One woman laughed as she shook her purse at me. “Consider yourself lucky that your kid doesn’t toss your purse out of the cart while you’re not looking. Her little ones thought it was hilarious to put her purse on a shelf when they were shopping. They usually didn’t remember where they’d put it! She said it happened so much that she stopped carrying a purse for years – she switched to coats with big pockets after her purse with all of her ID, keys, gloves and wallet went missing once – never to be found again!

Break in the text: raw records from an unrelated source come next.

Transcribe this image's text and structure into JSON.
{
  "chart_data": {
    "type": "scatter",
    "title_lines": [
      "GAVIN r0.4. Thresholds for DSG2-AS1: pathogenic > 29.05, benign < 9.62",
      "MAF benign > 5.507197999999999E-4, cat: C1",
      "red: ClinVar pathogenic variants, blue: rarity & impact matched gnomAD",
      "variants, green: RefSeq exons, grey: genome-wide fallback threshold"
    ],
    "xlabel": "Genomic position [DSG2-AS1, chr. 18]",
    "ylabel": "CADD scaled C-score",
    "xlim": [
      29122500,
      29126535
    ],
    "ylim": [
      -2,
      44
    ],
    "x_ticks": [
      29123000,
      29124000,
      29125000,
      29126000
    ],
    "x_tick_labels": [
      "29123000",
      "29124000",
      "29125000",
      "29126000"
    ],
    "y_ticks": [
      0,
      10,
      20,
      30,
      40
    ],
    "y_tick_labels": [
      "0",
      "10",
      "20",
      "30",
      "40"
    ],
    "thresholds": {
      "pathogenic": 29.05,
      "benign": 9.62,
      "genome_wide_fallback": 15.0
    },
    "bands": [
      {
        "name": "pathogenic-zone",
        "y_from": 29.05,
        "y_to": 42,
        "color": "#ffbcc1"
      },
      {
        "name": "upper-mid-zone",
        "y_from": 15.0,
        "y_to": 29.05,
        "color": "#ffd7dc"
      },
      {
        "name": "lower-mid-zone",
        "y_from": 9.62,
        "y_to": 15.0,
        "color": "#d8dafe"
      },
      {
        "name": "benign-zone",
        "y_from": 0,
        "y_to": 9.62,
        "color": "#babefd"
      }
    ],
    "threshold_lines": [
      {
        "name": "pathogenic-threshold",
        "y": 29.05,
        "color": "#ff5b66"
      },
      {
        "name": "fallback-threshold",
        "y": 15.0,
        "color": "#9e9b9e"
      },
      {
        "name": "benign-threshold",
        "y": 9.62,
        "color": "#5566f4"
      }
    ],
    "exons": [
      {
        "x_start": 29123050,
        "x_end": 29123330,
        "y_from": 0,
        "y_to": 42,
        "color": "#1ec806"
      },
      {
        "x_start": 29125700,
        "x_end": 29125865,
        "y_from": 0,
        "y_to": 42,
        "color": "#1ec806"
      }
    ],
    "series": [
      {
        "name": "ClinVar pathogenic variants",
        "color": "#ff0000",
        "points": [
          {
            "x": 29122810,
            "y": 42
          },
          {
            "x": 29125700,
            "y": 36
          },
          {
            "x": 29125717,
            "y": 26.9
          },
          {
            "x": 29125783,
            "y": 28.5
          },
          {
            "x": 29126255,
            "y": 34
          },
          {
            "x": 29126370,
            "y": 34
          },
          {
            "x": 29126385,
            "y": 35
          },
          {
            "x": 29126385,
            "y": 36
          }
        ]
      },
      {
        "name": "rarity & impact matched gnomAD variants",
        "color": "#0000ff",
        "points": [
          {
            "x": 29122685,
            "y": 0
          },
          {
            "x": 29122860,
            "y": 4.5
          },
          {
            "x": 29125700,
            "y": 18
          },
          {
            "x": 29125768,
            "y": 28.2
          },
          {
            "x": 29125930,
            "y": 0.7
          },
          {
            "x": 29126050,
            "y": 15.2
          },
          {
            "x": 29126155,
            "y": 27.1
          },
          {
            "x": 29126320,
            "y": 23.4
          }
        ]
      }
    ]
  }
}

It’s all perspective. My son is an angel in comparison.
4. Mom, are you stealing?
I was in the checkout line when the woman in front of me said, “Don’t worry, your little runner has nothing on my girl.” Turns out they’d seen a man getting arrested for shoplifting. Her daughter thought it would be very fun for the police to come visit her and her mommy. Her child’s take-away from witnessing the shoplifting was to yell, “Mommy, why are you stealing?” every time they’d leave a store. While she never got arrested, she also never got used to having security and store management ask her to come back in the store and let them take a look in her bag.
Can you imagine crossing the border with that in the back seat?
Honourable mention: Please don’t beat me
My mother-in-law likes to tell me the story from my husband’s childhood. When he didn’t get his way and she’d be getting stern with him in public, he’d drop to the ground and start yelling “Sorry mommy, please don’t beat me again! I’m sorry! I promise I won’t do it again – just don’t beat me!”
He was apparently quite convincing and she never got over the looks people would shoot her.
It really does take a village, and I was grateful for all of their commiserations. I’m sure there were a few people who thought my panicked, frantic search was a bit funny – I’m a by hysterical when I’m hysterical – but it had been 15 minutes of searching and I was really having some scary thoughts. Their stories helped me laugh it off and feel that I wasn’t the worst parent in the world. And seriously – number 4 really was the icing on the cake (actually the Diem cake was the icing on the cake – a little stop at the restaurant helped us all).